Он лишь прогуливается по этой дороге, правда ведь? Солнце светит ярко, в бескрайнем синем небе проплывают пушистые белые облака, и ему, будто, ни до чего нет дела. Словно он прогуливается без причины и смысла, просто потому, что может.

Он не может вдохнуть так глубоко, как несколько мгновений назад, словно воздух сгустился. Это его беспокоит, но не настолько, чтобы остановиться. Потому что теперь, когда он здесь, он настроен решительно. Он полон решимости пройти как можно дальше, просто чтобы доказать, что он может.

Впереди слева виднеется роща деревьев, и он выбирает ее в качестве следующей цели: дойди, пройди мимо, выбери другую точку, дойди, пройди мимо.

И это, правда, забавно. То, что происходит дальше. Он смотрит на рощу деревьев и направляется к ней. Он потеет и судорожно вздыхает, и может поклясться, что слышит стук лошадиных копыт.

В Амории нет лошадей… Почему в Амории нет лошадей?… Здесь нет детей, или машин, или…

А потом это происходит.

Секунду он смотрит на ту рощу, добраться до этих гор, это уж точно, а потом моргает, моргает, и перед ним Амория. Он шел на восток, оставляя Аморию позади.

А теперь Амория перед ним.

На западе.

Словно он только что сделал большой круг.

— Невозможно, — говорит он и даже не замечает, какой напряженный у него голос. — Нев…

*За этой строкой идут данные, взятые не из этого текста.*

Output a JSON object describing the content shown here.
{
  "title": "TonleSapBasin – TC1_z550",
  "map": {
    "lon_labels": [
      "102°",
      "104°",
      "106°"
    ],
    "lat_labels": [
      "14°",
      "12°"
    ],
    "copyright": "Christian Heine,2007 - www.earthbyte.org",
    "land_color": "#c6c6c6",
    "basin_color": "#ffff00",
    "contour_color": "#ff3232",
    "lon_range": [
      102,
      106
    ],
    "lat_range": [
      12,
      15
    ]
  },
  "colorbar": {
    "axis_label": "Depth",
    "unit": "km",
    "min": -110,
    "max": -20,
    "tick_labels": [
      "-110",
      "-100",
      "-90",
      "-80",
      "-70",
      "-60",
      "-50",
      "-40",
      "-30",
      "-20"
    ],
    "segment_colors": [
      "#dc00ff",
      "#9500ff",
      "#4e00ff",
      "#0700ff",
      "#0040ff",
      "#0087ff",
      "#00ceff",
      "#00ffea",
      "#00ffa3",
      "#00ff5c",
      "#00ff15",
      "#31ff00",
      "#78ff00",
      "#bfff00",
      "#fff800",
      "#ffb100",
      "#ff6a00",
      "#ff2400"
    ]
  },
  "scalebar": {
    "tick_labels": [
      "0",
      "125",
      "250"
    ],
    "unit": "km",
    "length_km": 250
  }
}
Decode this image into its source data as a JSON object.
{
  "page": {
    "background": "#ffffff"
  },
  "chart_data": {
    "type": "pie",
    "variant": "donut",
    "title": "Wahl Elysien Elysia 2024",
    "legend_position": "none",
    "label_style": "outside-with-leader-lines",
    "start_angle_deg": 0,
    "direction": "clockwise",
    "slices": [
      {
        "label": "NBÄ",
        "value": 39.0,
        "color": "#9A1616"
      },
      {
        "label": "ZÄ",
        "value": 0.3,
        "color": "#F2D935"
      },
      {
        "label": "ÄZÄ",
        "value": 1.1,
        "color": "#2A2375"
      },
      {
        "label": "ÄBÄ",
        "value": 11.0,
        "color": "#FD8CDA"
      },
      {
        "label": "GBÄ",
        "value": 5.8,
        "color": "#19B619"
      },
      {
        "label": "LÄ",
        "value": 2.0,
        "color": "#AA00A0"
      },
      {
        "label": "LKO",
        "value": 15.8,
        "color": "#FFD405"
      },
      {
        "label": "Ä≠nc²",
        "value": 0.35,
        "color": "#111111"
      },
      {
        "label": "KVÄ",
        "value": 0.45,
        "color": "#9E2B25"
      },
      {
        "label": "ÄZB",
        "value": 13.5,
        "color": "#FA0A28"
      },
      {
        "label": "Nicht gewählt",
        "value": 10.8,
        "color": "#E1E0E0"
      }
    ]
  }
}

Возможно. Амория прямо перед ним. Горы на другой стороне.

Он оглядывается.

Там холм. Простирается вверх и вдаль.

— Так, Майк. Хорошо. Просто подумай.

Есть три логичных объяснения.

Первое: он спит.

Второе: он болен, и гораздо сильнее, чем предполагал.

Третье: он напился и теперь шатается по Амории.

Может, есть и еще одно.

Четвертое: инопланетяне.

Ладно, последнее, возможно, не самое разумное. Это не кино. А настоящая жизнь. Амория не остров. Он об этом знает. Они не заперты в ловушку, и в Амории есть равновесие. Они работают. Они не погрузятся в хаос. Каждому отведена своя роль. Он слишком себя накручивает. Вот и все.

Бритва Оккама.

Я просто хотел добраться до этих гор, это точно.

Раз уж это не инопланетяне, остается один из трех вариантов.

Он не пьян. Он бы знал, если бы был пьян. Майк раньше напивался, не в стельку, но достаточно, чтобы знать, каким при этом все становится текучим, медленным и приятным. Такое бывало в вечера игры в покер, когда он выпивал слишком много пива. Или в тот вечер, когда они с Шоном сидели на террасе и, смеясь, пили белое вино. В самом начале, когда он не был уверен в Шоне, не был уверен в том, что происходит между ними. Вино придало ему храбрости, и когда бутылка опустела, он сказал что-то, что рассмешило Шона, и подумал про себя: «Как же приятно звучит его смех».

Он не спит.

Ну.

Майк почти уверен, что не спит.

Он не может припомнить, чтобы когда-нибудь раньше видел такой яркий сон.

(Надо признать, ему вообще не часто снятся сны, но в последнее время все сны, которые он видит, покрыты странной дымкой, словно на них наложен фильтр. И да, его беспокоят именно подробности, маленькие детали, из-за которых, кажется, становится все сложнее просыпаться).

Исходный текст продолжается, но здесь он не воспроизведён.